Before the game, Lock, the starter, tweeted an apology, writing, “In a controlled and socially-distance area, we let our masking slip for a limited amount of time. An honest mistake, but one I will own . . . I sincerely apologize and I fully understand why these safety precautions are so important. Doing the right thing for a majority of the time is not good enough.”
The apology was necessary and seemed earnest, but he deserved sanction for violating rules that his union accepted as work conditions. Yet to strip the Broncos of a fair ability to compete before choosing other options appears to show the NFL panicked and defaulted to the draconian.
A cancellation is a serious team punishment, but it doesn’t jeopardize individual players. Major League Soccer, confronting the same problem of uneven numbers of regular-season games because of virus outbreaks, devised a point system that helped determine playoff teams and a seeding.

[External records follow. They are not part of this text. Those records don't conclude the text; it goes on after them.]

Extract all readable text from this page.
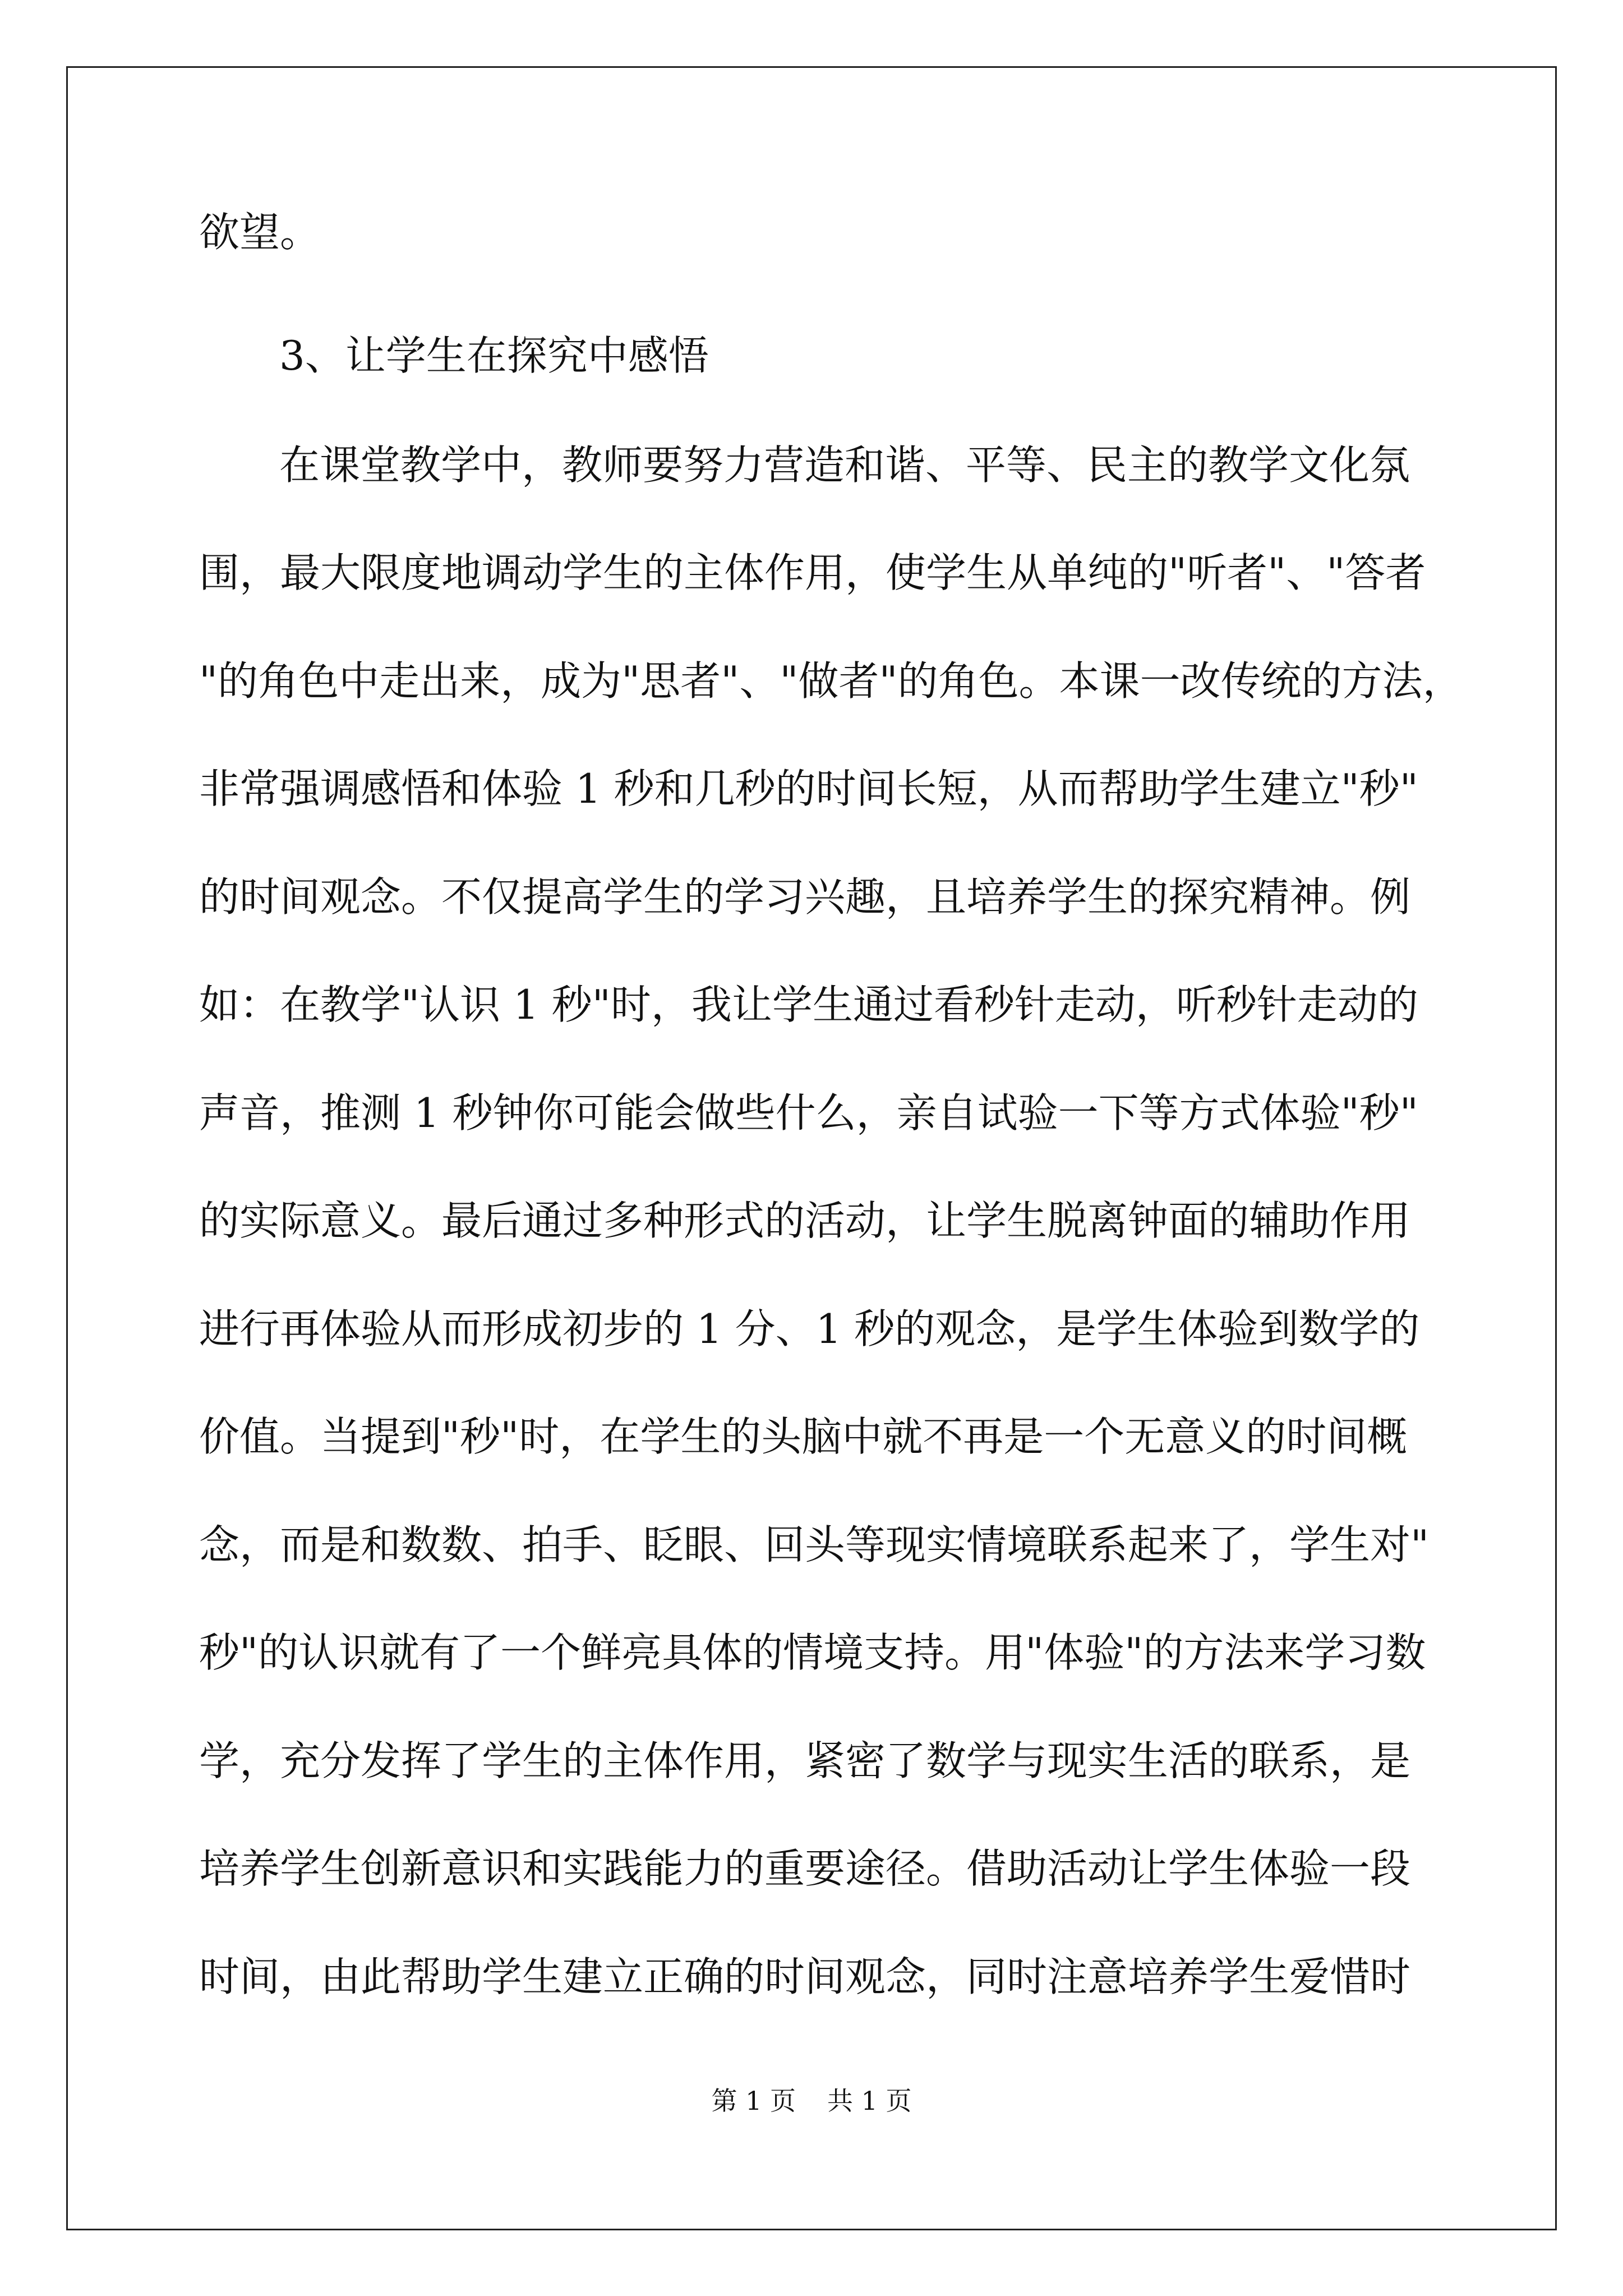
欲望。

3、让学生在探究中感悟

在课堂教学中，教师要努力营造和谐、平等、民主的教学文化氛

围，最大限度地调动学生的主体作用，使学生从单纯的"听者"、"答者

"的角色中走出来，成为"思者"、"做者"的角色。本课一改传统的方法，

非常强调感悟和体验 1 秒和几秒的时间长短，从而帮助学生建立"秒"

的时间观念。不仅提高学生的学习兴趣，且培养学生的探究精神。例

如：在教学"认识 1 秒"时，我让学生通过看秒针走动，听秒针走动的

声音，推测 1 秒钟你可能会做些什么，亲自试验一下等方式体验"秒"

的实际意义。最后通过多种形式的活动，让学生脱离钟面的辅助作用

进行再体验从而形成初步的 1 分、1 秒的观念，是学生体验到数学的

价值。当提到"秒"时，在学生的头脑中就不再是一个无意义的时间概

念，而是和数数、拍手、眨眼、回头等现实情境联系起来了，学生对"

秒"的认识就有了一个鲜亮具体的情境支持。用"体验"的方法来学习数

学，充分发挥了学生的主体作用，紧密了数学与现实生活的联系，是

培养学生创新意识和实践能力的重要途径。借助活动让学生体验一段

时间，由此帮助学生建立正确的时间观念，同时注意培养学生爱惜时

第 1 页 共 1 页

The pro leagues generally have agreed to a Covid/reserve list that players enter and leave based on test results. Teams can be short-handed temporarily, much as with physical injuries, but it is seen as a cost of doing business in a pandemic.
The Broncos outbreak at one position, the most critical position, needed a better solution 24 hours ahead of kickoff. Playing 15 regular-season games instead of 16, in terms of potential playoff seedings, is a problem that can be worked out. But putting forth the slop in Denver was reckless, useful only to keep intact TV revenues.
The Seahawks and every team operate in fear that an entire season can come tumbling down based on virus randomness. As coach Pete Carroll put it last week, “It’s day to day.”
That requires the NFL to adapt to the reality of an already difficult situation. It has to realize that the integrity of the schedule during a national crisis is less important than doing right by its players, as well as fans who count on fairness as a bedrock of their belief in sports.